A BP-led consortium has spent almost 11 billion dollars on projects here, such as the Baku-Tbilisi-Ceyhan (BTC) pipeline that links Azerbaijan to Turkey's southern coast for shipping to Western markets.
This ex-Soviet Caucasus state pumped a total 15.5 million tons of crude oil last year and plans to increase the amount to 20 million this year and to 40 million tons by 2007.
"It will be producing over 50 million tons for quite an number of years from 2008," said David Woodward, the head of BP in Azerbaijan, despite analyst warnings that the boom could end in 10 to 15 years unless new reserves are found.
The boom has fueled an impressive economic growth in Azerbaijan, with the Gross Domestic Product (GDP) rising by 16 percent last year and expected to soar by 21 percent this year.
But 38 percent of Azerbaijanis still live below the poverty line and the minimum public sector wage is just 30 dollars a month -- although the amount has tripled since 2003 -- according to official government figures.
"The oil boom makes no difference to us," says Sergei Ovsyanikov, a Baku-based electrical engineer, who just spent two months on a fishing trawler working for 240 dollars a month.
"We will never be another Kuwait," echoes Khalid Asgarov, a top executive at Azerbaijan's Unibank.
A fund set up by Azerbaijan to manage some of the oil windfall has amassed over a billion dollars -- or 125 dollars per citizen -- but observers say its management is too politicised and have called for greater transparency.
On the streets of Baku new oil money is prominently on show in the form of Mercedes cars zooming past and high-rise buildings mushrooming in the city's downtown.
But corruption is also rife, many ordinary Azerbaijanis and opposition politicians say.
"We have a huge influx of oil dollars on the one hand, and a corrupt, authoritarian system on the other -- it's a terrifying situation," said Eldar Namazov, head of the "YES" (New Policy) opposition bloc.
The non-governmental group Transparency International this year ranked Azerbaijan 137th out of 159 states on a corruption index ranging from the least to the most corrupt.
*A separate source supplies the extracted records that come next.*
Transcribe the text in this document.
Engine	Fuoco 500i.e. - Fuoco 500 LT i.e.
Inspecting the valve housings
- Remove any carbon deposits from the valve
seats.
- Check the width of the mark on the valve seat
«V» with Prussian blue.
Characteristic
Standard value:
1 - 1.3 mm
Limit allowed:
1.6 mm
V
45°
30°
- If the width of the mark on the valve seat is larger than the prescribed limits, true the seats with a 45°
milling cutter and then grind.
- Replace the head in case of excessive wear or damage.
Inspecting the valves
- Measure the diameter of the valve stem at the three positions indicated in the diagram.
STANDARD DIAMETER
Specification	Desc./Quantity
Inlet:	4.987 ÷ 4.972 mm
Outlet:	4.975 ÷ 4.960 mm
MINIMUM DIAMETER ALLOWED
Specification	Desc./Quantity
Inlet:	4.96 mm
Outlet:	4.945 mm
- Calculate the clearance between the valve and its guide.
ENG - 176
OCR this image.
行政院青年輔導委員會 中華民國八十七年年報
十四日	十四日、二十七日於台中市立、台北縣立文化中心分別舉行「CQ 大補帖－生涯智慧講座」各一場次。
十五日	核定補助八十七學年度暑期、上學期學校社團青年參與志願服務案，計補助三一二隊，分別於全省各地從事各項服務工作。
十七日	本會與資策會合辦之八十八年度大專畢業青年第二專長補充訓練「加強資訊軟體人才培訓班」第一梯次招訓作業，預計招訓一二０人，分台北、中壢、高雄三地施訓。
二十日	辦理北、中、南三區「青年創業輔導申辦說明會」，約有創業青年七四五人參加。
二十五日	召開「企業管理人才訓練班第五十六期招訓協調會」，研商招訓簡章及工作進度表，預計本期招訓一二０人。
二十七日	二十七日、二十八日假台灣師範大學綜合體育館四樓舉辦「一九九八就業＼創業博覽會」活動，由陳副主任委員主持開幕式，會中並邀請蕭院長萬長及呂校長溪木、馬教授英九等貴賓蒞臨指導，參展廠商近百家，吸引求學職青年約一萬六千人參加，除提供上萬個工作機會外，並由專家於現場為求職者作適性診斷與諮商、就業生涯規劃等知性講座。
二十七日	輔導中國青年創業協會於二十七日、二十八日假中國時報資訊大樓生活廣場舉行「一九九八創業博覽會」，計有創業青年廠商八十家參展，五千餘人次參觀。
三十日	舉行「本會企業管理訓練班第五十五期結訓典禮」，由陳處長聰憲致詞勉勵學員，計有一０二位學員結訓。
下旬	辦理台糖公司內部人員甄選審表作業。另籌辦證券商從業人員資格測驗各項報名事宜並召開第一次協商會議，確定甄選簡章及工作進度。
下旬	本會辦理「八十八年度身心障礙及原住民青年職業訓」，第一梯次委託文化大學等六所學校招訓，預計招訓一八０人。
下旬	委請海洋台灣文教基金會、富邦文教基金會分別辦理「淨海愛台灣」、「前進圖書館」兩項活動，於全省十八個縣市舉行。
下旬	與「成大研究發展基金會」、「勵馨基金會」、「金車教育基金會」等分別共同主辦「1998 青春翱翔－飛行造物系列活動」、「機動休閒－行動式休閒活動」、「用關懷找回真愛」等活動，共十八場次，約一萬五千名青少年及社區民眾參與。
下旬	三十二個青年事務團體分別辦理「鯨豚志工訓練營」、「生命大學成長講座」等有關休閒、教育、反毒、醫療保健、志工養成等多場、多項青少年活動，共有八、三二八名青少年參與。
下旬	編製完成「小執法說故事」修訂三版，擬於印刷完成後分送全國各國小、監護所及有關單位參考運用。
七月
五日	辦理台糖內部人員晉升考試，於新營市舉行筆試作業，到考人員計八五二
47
To avert budgetary dependence on oil revenues, the government should develop other sectors of the economy such as agriculture, argues Unibank's Asgarov, adding that Azerbaijanis "have an instinct for business."
Entrepreneur Arif Huseinov has been buying up clothes in Poland and importing them overland to Azerbaijan for the past 17 years.
Huseinov says he makes a net monthly profit of 2,000 dollars -- "a huge sum for Azerbaijan, where the middle class market is almost non-existent."